DWS (Driving While Sleepy)
As drivers, we’ve all felt the heaviness in our eyelids that means, “pull over,” and perhaps even scared ourselves because of an unintentional drift in our steering path.
Drowsy driving is no small problem: In the U.S. every day, a quarter-million folks fall asleep at the wheel, according to the Division of Sleep Medicine at Harvard Medical School. “Driving while sleepy” in the U.S factors into more than 100,000 crashes annually, with 1,500 deaths and 40,000 injuries. An astonishing 23 percent of adults have fallen asleep while driving, according to a 1998 survey.
But legal drugs are making the situation worse.
Asleep at the Wheel
An increase in car accidents has become associated with three prescription sleeping aids: temazepam (Restoril), zolpidem (Ambien, Ambien CR) and trazodone (Desyrel). This, according to a University of Washington School of Pharmacy and the Group Health Research Institute study, which was published in the American Journal of Public Health. Ambien and Ambien CR users should be especially concerned, because they are more than twice as likely to have an accident, as compared to non-drug-users.
If you take any of these drugs, especially if you are a new user of them, you should be worried. Taking these sleep-aiding drugs can potentially double your risk of a vehicular accident, even after the side effects have faded. Your risk is the same as having a blood alcohol concentration (BAC) level from 0.06 to 0.11 percent. Keep in mind that the threshold for being legally drunk in all 50 states is 0.08 percent!

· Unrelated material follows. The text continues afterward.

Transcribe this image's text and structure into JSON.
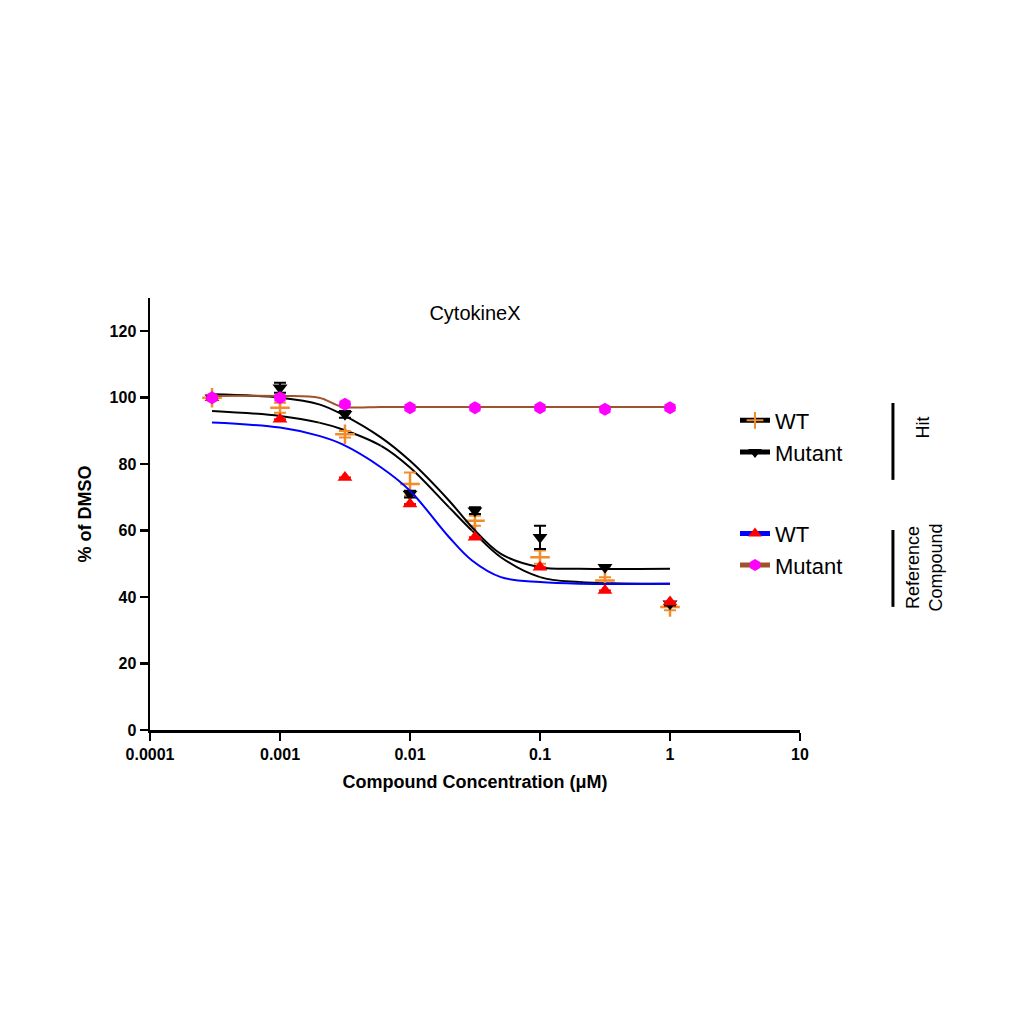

While it is true that, if the pills are used routinely, the “hangover effect” often wears off (speculation is that people adjust or learn to compensate for the effects), these drugs are slow to leave the body. Because of this fact, the FDA has required women to take lower dosages (because women’s’ bodies process the drugs more slowly), and has strongly recommended that men take lower dosages as well.
Non-Drug Fixes for Insomnia
The first line of treatment for insomnia is generally not drug-based, but is instead something called cognitive behavioral therapy (CBT). CBT involves talk therapy combined with behavioral changes that help your brain and body learn to sleep correctly again.
“There are many approaches to the management of insomnia, including lifestyle changes such as cutting caffeine intake and exercising, which may alleviate the insomnia without medications,” Ryan Hansen, UW assistant professor of pharmacy, said. “There’s a public safety concern that we want health providers and the general public to be aware of.”
If you take any of the drugs mentioned in this study, or often take any drug to help you sleep, you might want to consider alternative forms of therapy. Your risk of an accident when you are “driving while sleepy” is significant.